Glow with the certainty that rises from your sorrow, your pain, your anger, bewilderment, and fear. There is something fine being made within you. You have the power of change. Bring the light.
--Thorn Coyle, from her blog Know Thyself

Happy Berchtoldstag! Celebrated in Switzerland, Lichenstein, and Alsace, January 2 honors the Goddess Berchta, whose name means “The Bright One.” The Alemmani, a Germanic tribe who lived along the shores of the Rhine in the first millienium B.C.E, venerated Berchta as patroness of weaving, animals, and the hunt. During this time of winter darkness, we also remember her virtue, that of Bëraht-nessī (Old High German, pronounced like “BUR-ate-NEZ-ee,” meaning Brightness).

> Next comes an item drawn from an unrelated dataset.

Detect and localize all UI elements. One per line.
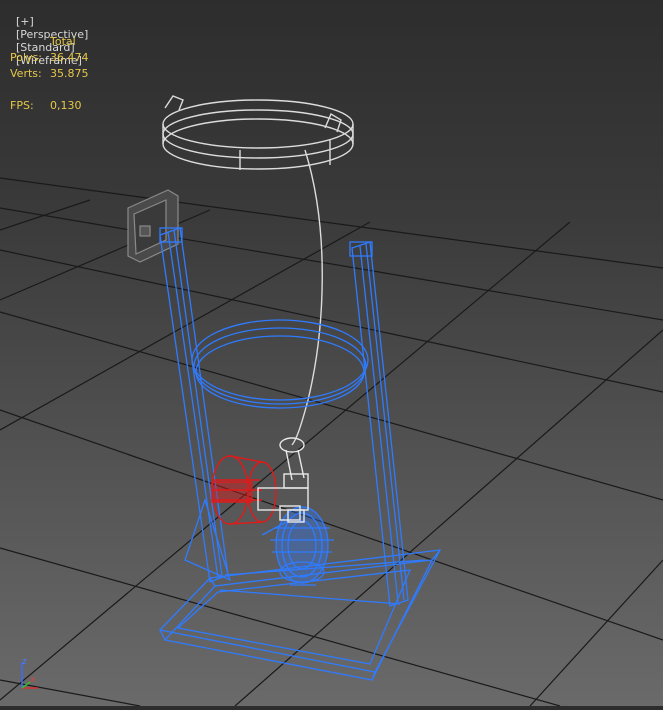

Who was Berchta? More widely known as Perchta (and related to the English name “Bertha”), she had worshippers across the Southern Alps. In some tellings, she has two forms: Maiden, beautiful and white as snow like her name, or Crone--elderly, haggard, and fierce.

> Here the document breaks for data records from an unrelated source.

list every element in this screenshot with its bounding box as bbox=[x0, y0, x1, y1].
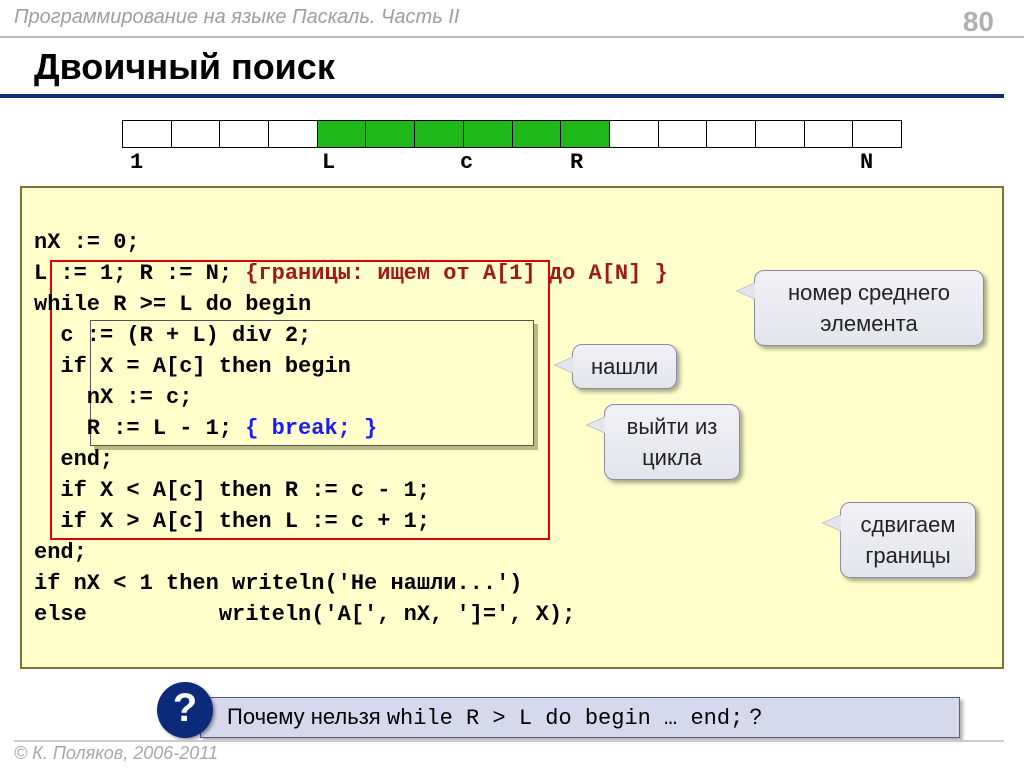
code-line: if X = A[c] then begin bbox=[34, 354, 351, 379]
array-labels: 1 L c R N bbox=[122, 150, 902, 176]
array-cell bbox=[853, 120, 902, 148]
array-cell bbox=[220, 120, 269, 148]
array-cell bbox=[513, 120, 562, 148]
array-cell bbox=[172, 120, 221, 148]
array-cell bbox=[561, 120, 610, 148]
callout-exit-loop: выйти из цикла bbox=[604, 404, 740, 480]
course-title: Программирование на языке Паскаль. Часть… bbox=[14, 6, 459, 29]
callout-text: сдвигаем границы bbox=[861, 512, 956, 568]
array-cell bbox=[318, 120, 367, 148]
code-line: L := 1; R := N; bbox=[34, 261, 245, 286]
array-cell bbox=[610, 120, 659, 148]
header-bar: Программирование на языке Паскаль. Часть… bbox=[0, 0, 1024, 38]
label-1: 1 bbox=[130, 150, 143, 175]
code-line: if X > A[c] then L := c + 1; bbox=[34, 509, 430, 534]
slide-title: Двоичный поиск bbox=[0, 38, 1004, 98]
code-line: while R >= L do begin bbox=[34, 292, 311, 317]
code-line: if X < A[c] then R := c - 1; bbox=[34, 478, 430, 503]
code-block: nX := 0; L := 1; R := N; {границы: ищем … bbox=[20, 186, 1004, 669]
question-box: ? Почему нельзя while R > L do begin … e… bbox=[200, 697, 960, 738]
array-cell bbox=[415, 120, 464, 148]
footer-copyright: © К. Поляков, 2006-2011 bbox=[14, 740, 1004, 764]
page-number: 80 bbox=[963, 6, 994, 38]
array-cell bbox=[805, 120, 854, 148]
code-line: if nX < 1 then writeln('Не нашли...') bbox=[34, 571, 522, 596]
label-L: L bbox=[322, 150, 335, 175]
callout-found: нашли bbox=[572, 344, 677, 389]
code-line: else writeln('A[', nX, ']=', X); bbox=[34, 602, 575, 627]
code-comment: {границы: ищем от A[1] до A[N] } bbox=[245, 261, 667, 286]
callout-shift-bounds: сдвигаем границы bbox=[840, 502, 976, 578]
array-cell bbox=[659, 120, 708, 148]
callout-text: номер среднего элемента bbox=[788, 280, 950, 336]
label-N: N bbox=[860, 150, 873, 175]
question-text-pre: Почему нельзя bbox=[227, 704, 387, 729]
code-line: c := (R + L) div 2; bbox=[34, 323, 311, 348]
array-cell bbox=[464, 120, 513, 148]
array-cell bbox=[707, 120, 756, 148]
code-line: nX := 0; bbox=[34, 230, 140, 255]
code-line: R := L - 1; bbox=[34, 416, 245, 441]
code-break: { break; } bbox=[245, 416, 377, 441]
array-cell bbox=[122, 120, 172, 148]
array-cell bbox=[269, 120, 318, 148]
code-line: end; bbox=[34, 540, 87, 565]
code-line: nX := c; bbox=[34, 385, 192, 410]
code-lines: nX := 0; L := 1; R := N; {границы: ищем … bbox=[34, 196, 992, 661]
callout-middle-element: номер среднего элемента bbox=[754, 270, 984, 346]
array-cell bbox=[366, 120, 415, 148]
callout-text: нашли bbox=[591, 354, 658, 379]
callout-text: выйти из цикла bbox=[627, 414, 718, 470]
array-diagram bbox=[122, 120, 902, 148]
question-mark-icon: ? bbox=[157, 682, 213, 738]
question-code: while R > L do begin … end; bbox=[387, 706, 743, 731]
question-text-post: ? bbox=[743, 704, 761, 729]
code-line: end; bbox=[34, 447, 113, 472]
label-R: R bbox=[570, 150, 583, 175]
label-c: c bbox=[460, 150, 473, 175]
array-cell bbox=[756, 120, 805, 148]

Berchta in her fierce Crone aspect.
The two forms reflect her behavior. During this time of the year, Berchta would visit farms and homesteads, ensuring the year’s spinning had been completed; the animals well-tended; and that people had feasted heartily on fish and gruel in her honor. If yes, children of the household might awaken the next morning to find a silver coin in their shoes. If no, they would be cut open and their innards stuffed with stones and straw! (Frankly, I find St. Nick’s choice of coal in the stocking less forbidding!)

Many traditions also claim one can recognize Berchta by one of her legs, oversized and shaped like that of a swan. Some felt this indicated her ability to shapechange into animal form, others that it symbolized her affiliation with spinning, as one foot would work a treadle on a spinning wheel.

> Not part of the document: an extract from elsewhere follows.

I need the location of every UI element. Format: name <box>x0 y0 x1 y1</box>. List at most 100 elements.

As her cult syncretized with Christian traditions, Berchta became associated with the nearby Christian feast of the Epiphany, which completes the Twelve Days of Christmas and in some areas is still called Berchtentag (“Berchta’s Day”).

On Berchtoldstag, my mind turns to this idea of Epiphany, which means both a Christian feast (when the Men of Wisdom found the Savior) but also a moment of intuitive Realization. We sometimes call such events “light-bulb moments,” as the arrival of insight feels like a light turning on in the darkness: Bëraht-nessī. Do such moments fall upon us randomly?

No, and the story of Berchta shows us this. She brings Bëraht-nessī, this Illumination, only to those who have done the hard work of the past year: spinning the loose strands of flax or wool into coherent yarn, looking after the animals. Likewise, those who walk the spiritual path and face the darkness of their own selves--wrapping up the loose ends, shepherding the beasts of their own fear or anger--can look forward, sooner or later, to the reward of Bëraht-nessī’s arrival, the form of a Goddess who can attain feats of Transformation.

I find it typically Pagan, too, that Berchta demands her dedicants engage in Feasting and Jollity. Withdrawal from the world does not work our path. (The Buddha, too, eschewed extreme asceticism as a dead-end to spiritual progress.) Living our lives with Vigor and Engagement makes our path. The challenges we face, the chaos like unspun flax, the unruly beasts of our inner world--they are the work. Thorn Coyle’s most recent posting on this subject, Lightbringer, knits nicely with this idea, so I refer you to her site for further meditation on this theme.

So on this first day of the rest of 2011, let’s re-dedicate ourselves to the work of Self-Creation. And let’s look forward to the unpredictable moment when our work pays off with Bëraht-nessī, the Epiphany that gives us Vigor, Hope, and Inspiration to keep going.

May we see the gates of Bëraht-nessī, and perhaps make a home there.